Veteran British director Mike Leigh made a triumphant return to the Cannes Film Festival when his latest feature Another Year played in competition yesterday. Leigh's film Secrets & Lies won the Palme d'Or here in 1996, but many were surprised when his 2004 film Vera Drake was turned down by Cannes. Another Year sees Leigh making a decisive Cannes comeback, his warmly received film standing out as the one real event film in competition so far.

The cast features a core of long-standing Leigh players, including Lesley Manville, Jim Broadbent and Ruth Sheen, all of whom joined him at the film's press conference. Sheen and Broadbent play a happily married London couple who, over the course of four seasons, cope with the traumas of their friends and family, including his bereaved brother (David Bradley) and a boozy old friend from their hippie days (Leigh veteran Peter Wight). Vera Drake lead Imelda Staunton returns for a terse cameo at the start, and the film turns out to be one of Leigh's most ambitious films – a narratively low-key but very cogent and moving ensemble piece about family, ageing and self-deception.

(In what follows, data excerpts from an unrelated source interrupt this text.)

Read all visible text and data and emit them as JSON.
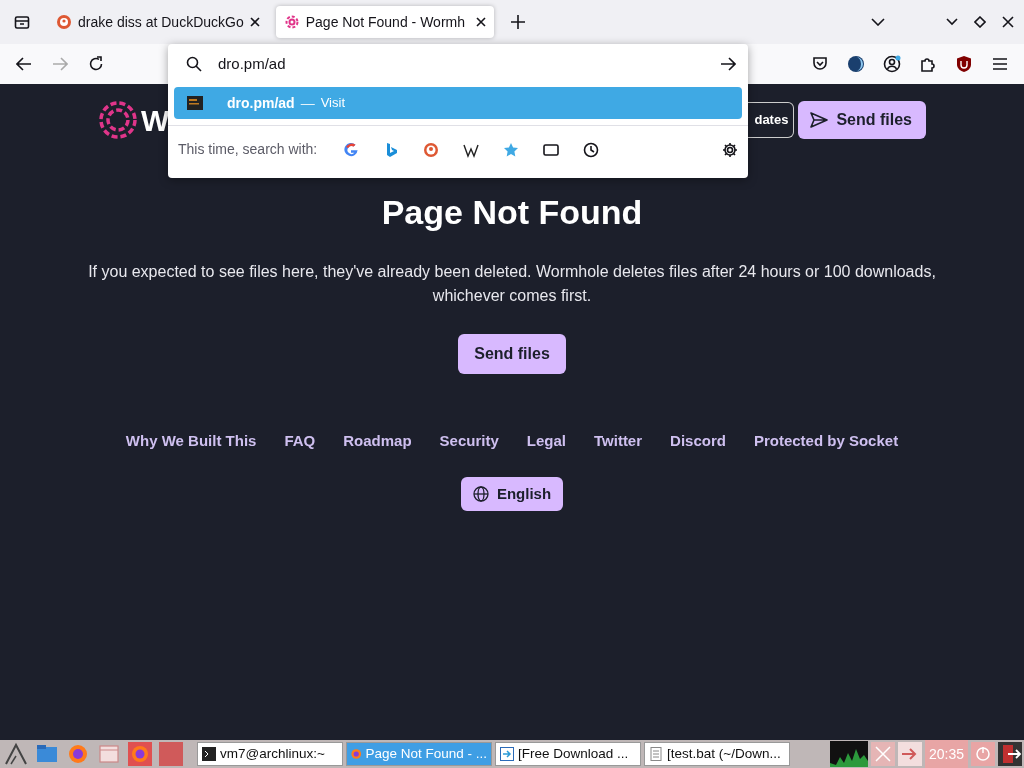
{
  "tabs": [
    {
      "title": "drake diss at DuckDuckGo",
      "kind": "duckduckgo",
      "selected": false
    },
    {
      "title": "Page Not Found - Wormh",
      "kind": "wormhole",
      "selected": true
    }
  ],
  "urlbar": {
    "value": "dro.pm/ad",
    "suggestions": [
      {
        "title": "dro.pm/ad",
        "separator": "—",
        "action": "Visit",
        "selected": true
      }
    ],
    "search_with_label": "This time, search with:"
  },
  "page": {
    "logo_text": "W",
    "header_buttons": [
      {
        "label": "dates",
        "kind": "outline"
      },
      {
        "label": "Send files",
        "kind": "primary"
      }
    ],
    "heading": "Page Not Found",
    "message": "If you expected to see files here, they've already been deleted. Wormhole deletes files after 24 hours or 100 downloads, whichever comes first.",
    "cta": "Send files",
    "footer_links": [
      "Why We Built This",
      "FAQ",
      "Roadmap",
      "Security",
      "Legal",
      "Twitter",
      "Discord",
      "Protected by Socket"
    ],
    "language": "English"
  },
  "taskbar": {
    "tasks": [
      {
        "label": "vm7@archlinux:~",
        "kind": "terminal",
        "selected": false
      },
      {
        "label": "Page Not Found - ...",
        "kind": "browser",
        "selected": true
      },
      {
        "label": "[Free Download ...",
        "kind": "download",
        "selected": false
      },
      {
        "label": "[test.bat (~/Down...",
        "kind": "document",
        "selected": false
      }
    ],
    "clock": "20:35"
  }
}
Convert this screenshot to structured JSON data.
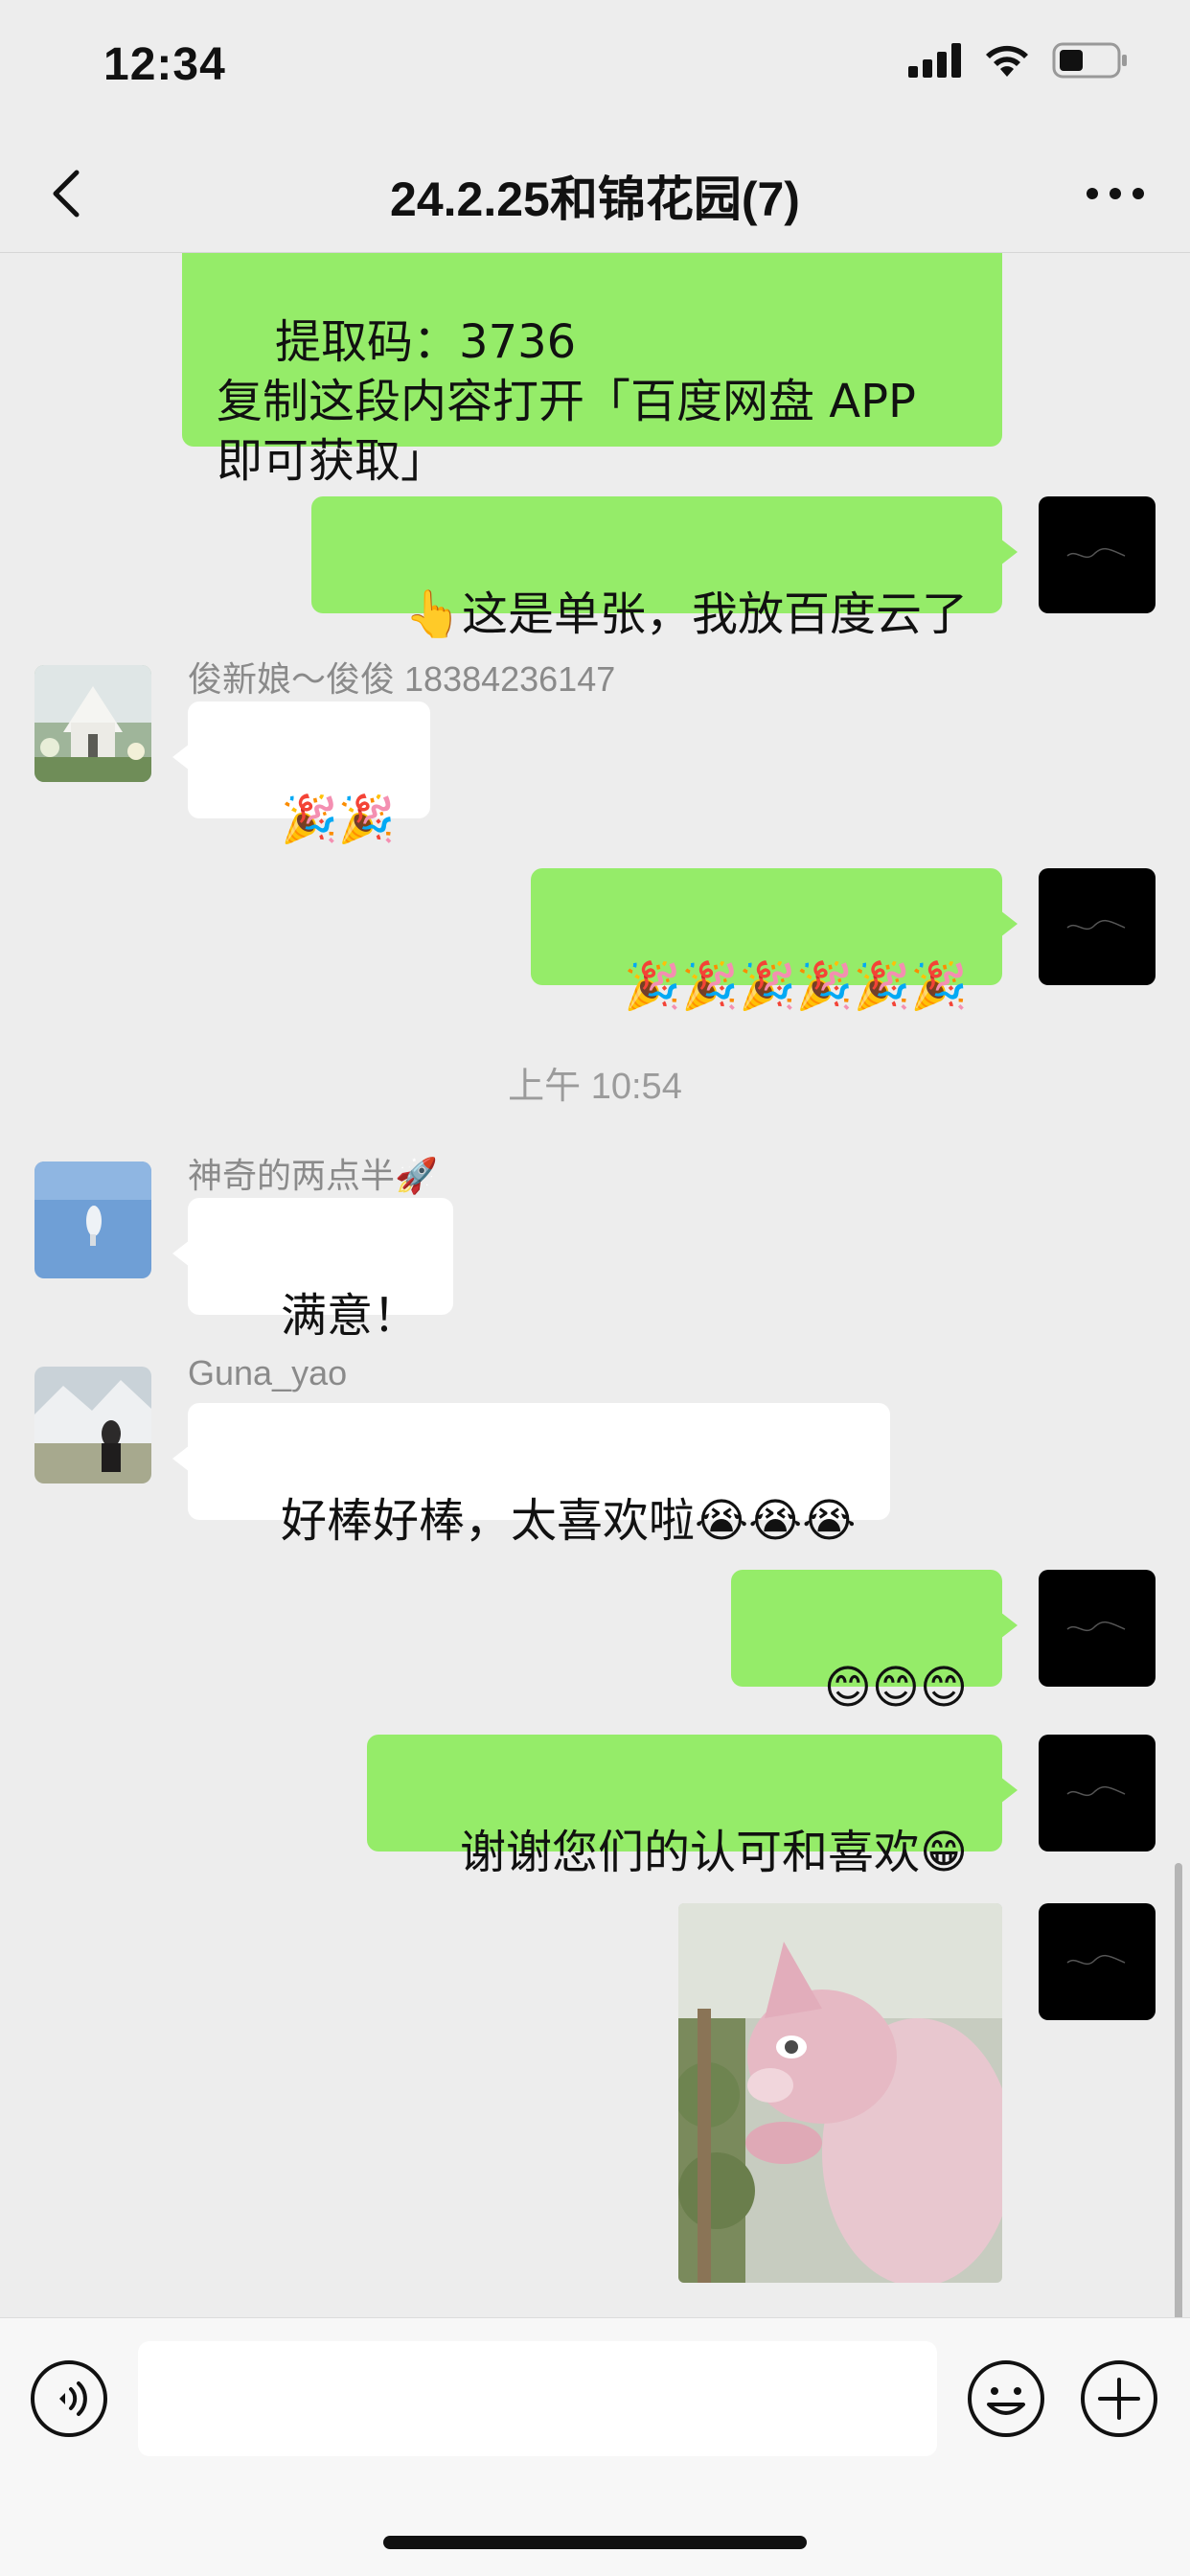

Festival-goers are already saying that the festival's Best Actress award could well go to Lesley Manville, whose turn as Mary, the couple's walking car-crash of a friend, is the film's emotional core.

As Leigh put it at the press conference, "The film is about about how we come to terms with life, how we face ourselves and each other. The film doesn't have solutions; it raises thoughts to go away with – about how we enjoy and celebrate life as we get older, but also how to deal with its exigencies."

Leigh took exception to a journalist's question about whether he was being mean to his characters by showing some as happy, while others were massively sad. "Why mean? (Mary's) life is a disaster, but I want to know why you think I'm mean to her. If you think we're giving you a mean experience in showing it, this is the kind of cinema that shows you life as it is."

Asked whether he could make films about people with no problems at all, he replied, "When I discover those people, I'll make a film about them. Till then, I'll continue under the naive assumption that people have problems. Problem-free people don't actually exist – and everybody is interesting."

Leigh is a long-term chronicler of changes in UK society and culture. Given that Britain's last Conservative regime perversely proved a stimulating period for socially conscious UK film-makers, I asked him whether he felt that the new Tory regime would be similarly galvanising for British film.

"That's a very Anglocentric question! If there's any correlation between the anger we feel as a result of what's happened in the last few days and the anger that is a necessary ingredient for an artist, then I dare say that that will add fuel to the fire. For me, it's all about looking at life, people and society. What's happened as a result of the general election we can look at and feel and care about from our own political points of view."

Leigh added, "I'm very positive about the cinema of the future. There are still dinosaur notions that the only valid movies are cynical commercial heavyweight operations, but the kind of cinema that is growing is looking at the real."

But Leigh's famous prickly side was on show replying to a questioner who thought that Another Year covered three, not four seasons: "With all due respect, you weren't paying attention."